Question

Henrietta is going off to her physics class, jogging down the sidewalk at a speed of 4.15 m/sm/s. Her husband Bruce suddenly realizes that she left in such a hurry that she forgot her lunch of bagels, so he runs to the window of their apartment, which is a height 55.2 mm above the street level and directly above the sidewalk, to throw them to her. Bruce throws them horizontally at a time 5.50 ss after Henrietta has passed below the window, and she catches them on the run.

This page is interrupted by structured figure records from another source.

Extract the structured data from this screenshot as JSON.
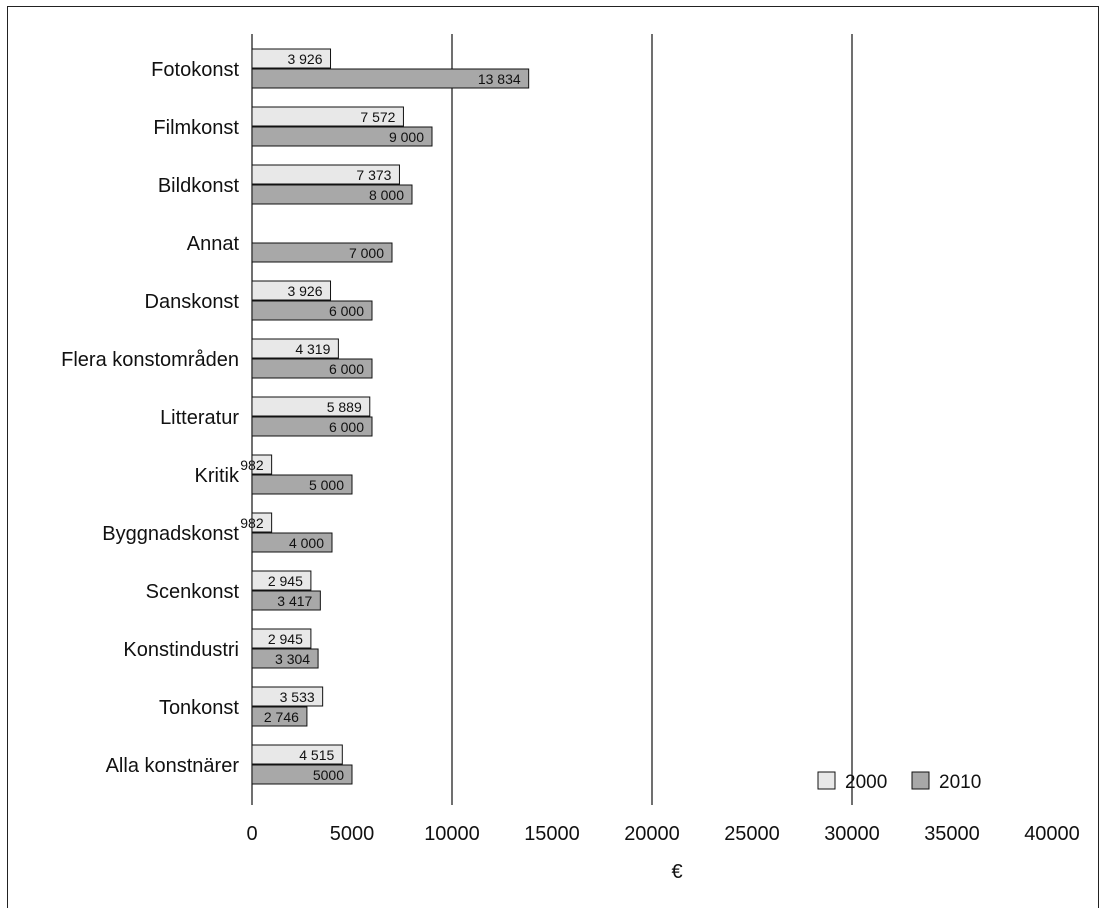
{
  "chart_data": {
    "type": "bar",
    "orientation": "horizontal",
    "categories": [
      "Fotokonst",
      "Filmkonst",
      "Bildkonst",
      "Annat",
      "Danskonst",
      "Flera konstområden",
      "Litteratur",
      "Kritik",
      "Byggnadskonst",
      "Scenkonst",
      "Konstindustri",
      "Tonkonst",
      "Alla konstnärer"
    ],
    "series": [
      {
        "name": "2000",
        "color": "#e8e8e8",
        "values": [
          3926,
          7572,
          7373,
          null,
          3926,
          4319,
          5889,
          982,
          982,
          2945,
          2945,
          3533,
          4515
        ],
        "labels": [
          "3 926",
          "7 572",
          "7 373",
          "",
          "3 926",
          "4 319",
          "5 889",
          "982",
          "982",
          "2 945",
          "2 945",
          "3 533",
          "4 515"
        ]
      },
      {
        "name": "2010",
        "color": "#a8a8a8",
        "values": [
          13834,
          9000,
          8000,
          7000,
          6000,
          6000,
          6000,
          5000,
          4000,
          3417,
          3304,
          2746,
          5000
        ],
        "labels": [
          "13 834",
          "9 000",
          "8 000",
          "7 000",
          "6 000",
          "6 000",
          "6 000",
          "5 000",
          "4 000",
          "3 417",
          "3 304",
          "2 746",
          "5000"
        ]
      }
    ],
    "xticks": [
      0,
      5000,
      10000,
      15000,
      20000,
      25000,
      30000,
      35000,
      40000
    ],
    "xtick_labels": [
      "0",
      "5000",
      "10000",
      "15000",
      "20000",
      "25000",
      "30000",
      "35000",
      "40000"
    ],
    "xlim": [
      0,
      40000
    ],
    "xlabel": "€",
    "vertical_lines": [
      10000,
      20000,
      30000
    ],
    "legend_position": "bottom-right"
  }
}
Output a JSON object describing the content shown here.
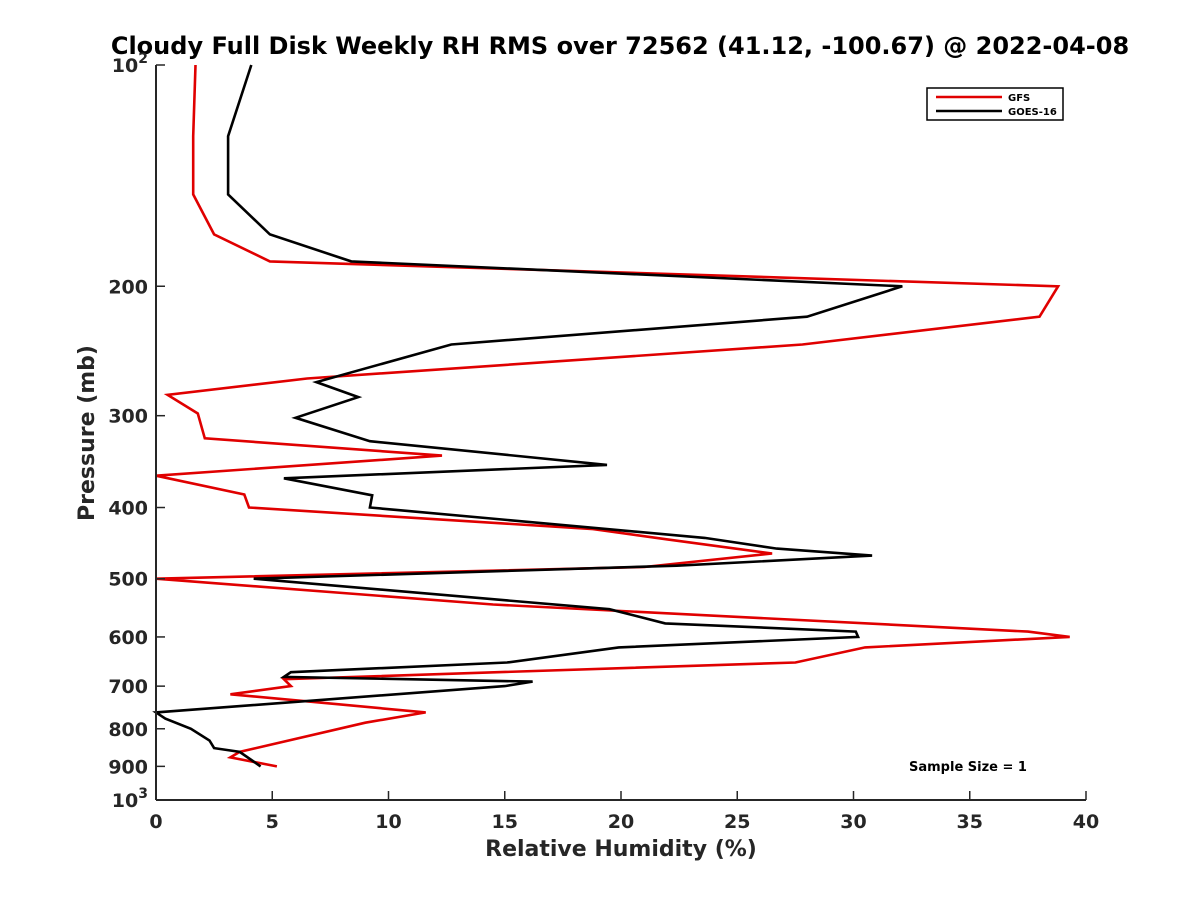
{
  "chart_data": {
    "type": "line",
    "title": "Cloudy Full Disk Weekly RH RMS over 72562 (41.12, -100.67) @ 2022-04-08",
    "xlabel": "Relative Humidity (%)",
    "ylabel": "Pressure (mb)",
    "xlim": [
      0,
      40
    ],
    "ylim": [
      100,
      1000
    ],
    "y_scale": "log",
    "y_reversed": true,
    "x_ticks": [
      "0",
      "5",
      "10",
      "15",
      "20",
      "25",
      "30",
      "35",
      "40"
    ],
    "y_ticks": [
      {
        "value": 100,
        "base": "10",
        "exp": "2"
      },
      {
        "value": 200,
        "label": "200"
      },
      {
        "value": 300,
        "label": "300"
      },
      {
        "value": 400,
        "label": "400"
      },
      {
        "value": 500,
        "label": "500"
      },
      {
        "value": 600,
        "label": "600"
      },
      {
        "value": 700,
        "label": "700"
      },
      {
        "value": 800,
        "label": "800"
      },
      {
        "value": 900,
        "label": "900"
      },
      {
        "value": 1000,
        "base": "10",
        "exp": "3"
      }
    ],
    "legend_position": "top-right",
    "grid": false,
    "annotation": "Sample Size = 1",
    "series": [
      {
        "name": "GFS",
        "color": "#e00000",
        "points": [
          [
            1.7,
            100
          ],
          [
            1.6,
            125
          ],
          [
            1.6,
            150
          ],
          [
            2.5,
            170
          ],
          [
            4.9,
            185
          ],
          [
            38.8,
            200
          ],
          [
            38.0,
            220
          ],
          [
            27.8,
            240
          ],
          [
            6.5,
            267
          ],
          [
            0.5,
            281
          ],
          [
            1.8,
            298
          ],
          [
            2.1,
            322
          ],
          [
            12.3,
            340
          ],
          [
            0.0,
            362
          ],
          [
            3.8,
            384
          ],
          [
            4.0,
            400
          ],
          [
            18.8,
            428
          ],
          [
            22.0,
            442
          ],
          [
            26.5,
            462
          ],
          [
            21.0,
            482
          ],
          [
            0.0,
            500
          ],
          [
            14.5,
            542
          ],
          [
            37.5,
            590
          ],
          [
            39.3,
            600
          ],
          [
            30.5,
            620
          ],
          [
            27.5,
            650
          ],
          [
            5.5,
            685
          ],
          [
            5.8,
            700
          ],
          [
            3.2,
            718
          ],
          [
            11.6,
            760
          ],
          [
            9.0,
            785
          ],
          [
            3.6,
            860
          ],
          [
            3.2,
            875
          ],
          [
            5.2,
            900
          ]
        ]
      },
      {
        "name": "GOES-16",
        "color": "#000000",
        "points": [
          [
            4.1,
            100
          ],
          [
            3.1,
            125
          ],
          [
            3.1,
            150
          ],
          [
            4.9,
            170
          ],
          [
            8.4,
            185
          ],
          [
            32.1,
            200
          ],
          [
            28.0,
            220
          ],
          [
            12.7,
            240
          ],
          [
            6.9,
            270
          ],
          [
            8.7,
            283
          ],
          [
            6.0,
            302
          ],
          [
            9.2,
            325
          ],
          [
            19.4,
            350
          ],
          [
            5.5,
            365
          ],
          [
            9.3,
            385
          ],
          [
            9.2,
            400
          ],
          [
            23.6,
            440
          ],
          [
            26.7,
            455
          ],
          [
            30.8,
            465
          ],
          [
            22.4,
            480
          ],
          [
            4.2,
            500
          ],
          [
            19.5,
            550
          ],
          [
            21.9,
            575
          ],
          [
            30.1,
            590
          ],
          [
            30.2,
            600
          ],
          [
            19.9,
            620
          ],
          [
            15.1,
            650
          ],
          [
            5.8,
            670
          ],
          [
            5.5,
            680
          ],
          [
            16.2,
            690
          ],
          [
            15.0,
            700
          ],
          [
            0.0,
            760
          ],
          [
            0.4,
            775
          ],
          [
            1.5,
            800
          ],
          [
            2.3,
            830
          ],
          [
            2.5,
            850
          ],
          [
            3.6,
            860
          ],
          [
            4.5,
            900
          ]
        ]
      }
    ]
  }
}
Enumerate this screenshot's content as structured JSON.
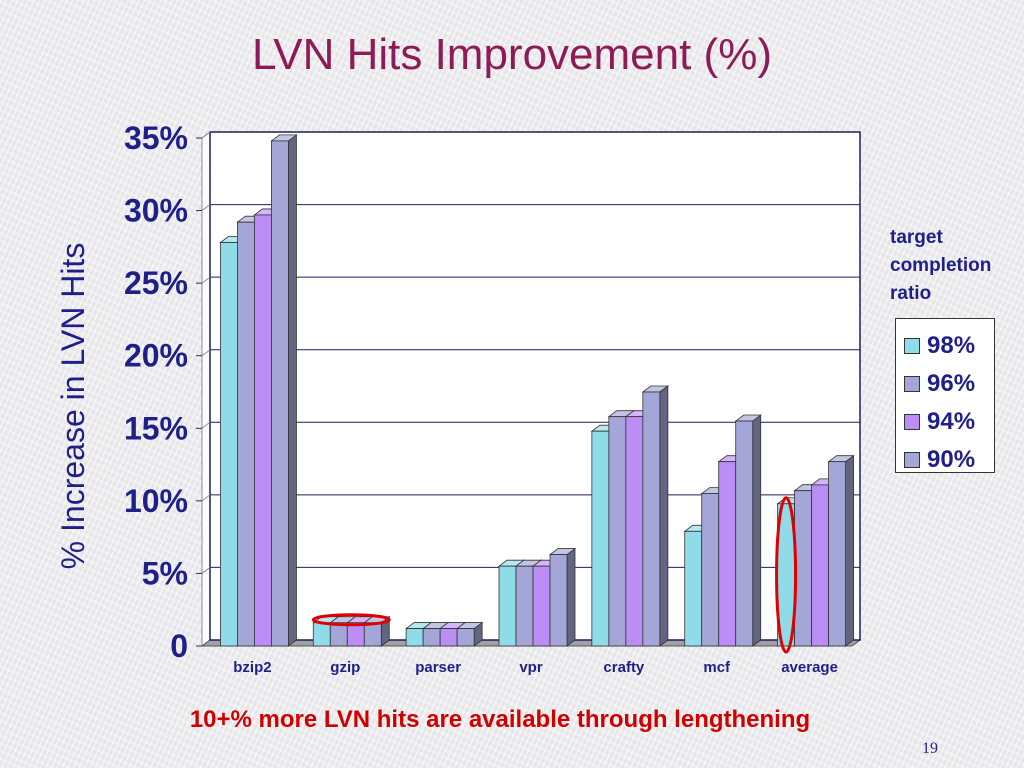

You can ignore air resistance.

(a) With what initial speed must Bruce throw the bagels so that Henrietta can catch the bag just before it hits the ground?
(b) Where is Henrietta when she catches the bagels?

Answer 1

Step-by-step explanation:

Distance travelled by Henrietta in 5.5 s = 4.15 x 5.5 = 22.825 m .

Time taken by lunch of bagels to fall vertically by 55.2 m . Let it be t .

s = ut + 1/2 g t²

55.2 = 0 + .5 x 9.8 x t²

t² = 11.26

t = 3.356 s

By the time the lunch of bagels touches the hand of Henrietta , she would have travelled further by distance

s = 3.356 x 4.15 = 13.9 m

She is now at distance of 22.825 + 13.9 = 36.725 m from window .

So lunch of bagels must travel a horizontal distance of 36.725 m in 3.356 s which the time of fall of bagel .

Speed of bagel = distance / time

= 36.725 / 3.356

= 10.94 m /s

b )

Henrietta is 36.725 m from window at the time when she catches the bangel.